PETA Cleverly Flips the Script and Presents Animals for the Ethical Treatment of People

You, too, have the right to an unstuffed liver

Remember when PETA used to put women in cages to demonstrate how cruel we are to animals?

In a much gentler, more humorous take on walking in our food’s hooves, PETA Asia gives us “Animals for the Ethical Treatment of People” (AETP).

Stay with us. We promise there are no cages, or trapped humans pumping gallons of goods for a greedy breastmilk-consuming cabal of cows.

Created by MullenLowe Singapore, the campaign instead features animals for “AETP” making speeches to their carnivorous comrades about how cruel their practices on humans are.

In the first, “100% Pure Woman’s Milk,” a cow (or bull?) explains the origins of the ubiquitous drink. “Millions of female humans are artificially inseminated the moment they’re old enough to conceive,” he says. “Why? Because they lactate for 10 months after giving birth. What happens after that? Oh, we inseminate them again, so we keep getting milk.”


The cow goes on to explain the uncomely treatment of these humans (“We force them to eat, walk and sleep knee-deep in their own dung”), and describes how genetic manipulation ensures we lactating ladies go on producing more milk than we normally would for our own babies.

“Like some twisted science fiction horror, we make each woman produce more than 20,000 pounds of milk a year!” he exclaims.

Next comes a gander, defending us from feathered fowls’ love of human foie gras, in “The Making of Foie Gras – A Story of Superhuman Effort.”

“I’ll tell you what’s disgusting,” the gander says. “Foie gras. Sick, swollen human liver.” He describes how tubes are pushed down our throats to forcibly feed us three times a day, from as young as eight weeks old—expanding livers to more than 10 times their size.

“No decent duck would put that on his bill,” he asserts.

Each ad ends with the same tagline, “They would never do it,” and drives traffic to, a campaign website for Animals for the Ethical Treatment of People, a human-focused appropriation of PETA’s existing website.
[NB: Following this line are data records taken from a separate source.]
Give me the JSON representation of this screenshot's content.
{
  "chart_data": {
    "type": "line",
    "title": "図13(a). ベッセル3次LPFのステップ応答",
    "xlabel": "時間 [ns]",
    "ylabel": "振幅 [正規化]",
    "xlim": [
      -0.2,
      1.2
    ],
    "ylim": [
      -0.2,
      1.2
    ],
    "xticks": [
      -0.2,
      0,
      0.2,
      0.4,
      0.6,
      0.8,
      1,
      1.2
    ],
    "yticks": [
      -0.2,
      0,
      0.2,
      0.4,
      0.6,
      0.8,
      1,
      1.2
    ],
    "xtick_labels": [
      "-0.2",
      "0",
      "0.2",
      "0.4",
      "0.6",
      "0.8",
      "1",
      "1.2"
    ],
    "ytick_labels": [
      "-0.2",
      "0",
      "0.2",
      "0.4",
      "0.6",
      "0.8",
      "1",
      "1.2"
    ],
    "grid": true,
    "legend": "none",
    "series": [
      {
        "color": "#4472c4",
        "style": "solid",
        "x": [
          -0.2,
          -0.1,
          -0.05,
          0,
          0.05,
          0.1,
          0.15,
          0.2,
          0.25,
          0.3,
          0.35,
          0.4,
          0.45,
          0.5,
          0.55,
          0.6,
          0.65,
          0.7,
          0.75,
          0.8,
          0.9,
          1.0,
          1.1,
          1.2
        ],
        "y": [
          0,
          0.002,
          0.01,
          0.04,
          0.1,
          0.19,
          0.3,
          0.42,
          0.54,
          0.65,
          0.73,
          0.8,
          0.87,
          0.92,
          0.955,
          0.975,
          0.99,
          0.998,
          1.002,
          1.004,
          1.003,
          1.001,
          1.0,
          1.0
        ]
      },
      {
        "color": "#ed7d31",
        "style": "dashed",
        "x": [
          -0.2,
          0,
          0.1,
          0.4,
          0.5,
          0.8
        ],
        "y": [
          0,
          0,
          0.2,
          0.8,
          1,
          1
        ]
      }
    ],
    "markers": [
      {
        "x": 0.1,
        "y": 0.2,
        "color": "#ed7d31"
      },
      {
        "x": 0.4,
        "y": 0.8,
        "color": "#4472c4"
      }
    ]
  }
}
“Sometimes a new perspective can provide the push that people need to make kinder choices that spare animals a lifetime of suffering, such as choosing soy or almond milk over cow’s milk,” writes PETA’s senior international media director, Ben Williamson. (Sidenote: His Twitter handle is @tofuhomeboy, which we find almost as adorable as this website.)

“The inspiration for the video series came from asking people how they’d feel if cows treated humans the way that we treat cows used by the dairy industry,” Williamson tells AdFreak. “And what if tubes were shoved down our throats to force-feed us so that other species could eat our enlarged, diseased livers? Once we try to put ourselves in the place of animals exploited for food, it’s easy to recognize how horrific their suffering is and why we should never eat them.”

It’s rare that we find ourselves appreciating PETA’s promotional efforts, which often ring not only distasteful but actively mean-spirited. This particular campaign hails from PETA Asia, which last year opened a “high-end leather” store with grisly surprises hiding inside the products.

It was still shocking and unpleasant, but it also triggered reflection. We love ourselves some leather shoes, but there’s merit to obliging people to come to terms with the fact that leather comes from living animals, whose often cruel treatment and otherwise pointless deaths are obscured by the abstractions of mass production cycles.

Was that approach better or worse than putting women in cages, or depicting carnivores as crappier at sex and more deserving of a random, comedic death? Maybe that metric is subjective.

The relief we find here is that “Animals for the Ethical Treatment of People” could have been a lot less pleasant to watch, but all the extreme stuff is saved for the facts—which are frankly grotesque, even coming out of the mouth of a mad cow. (Ha!)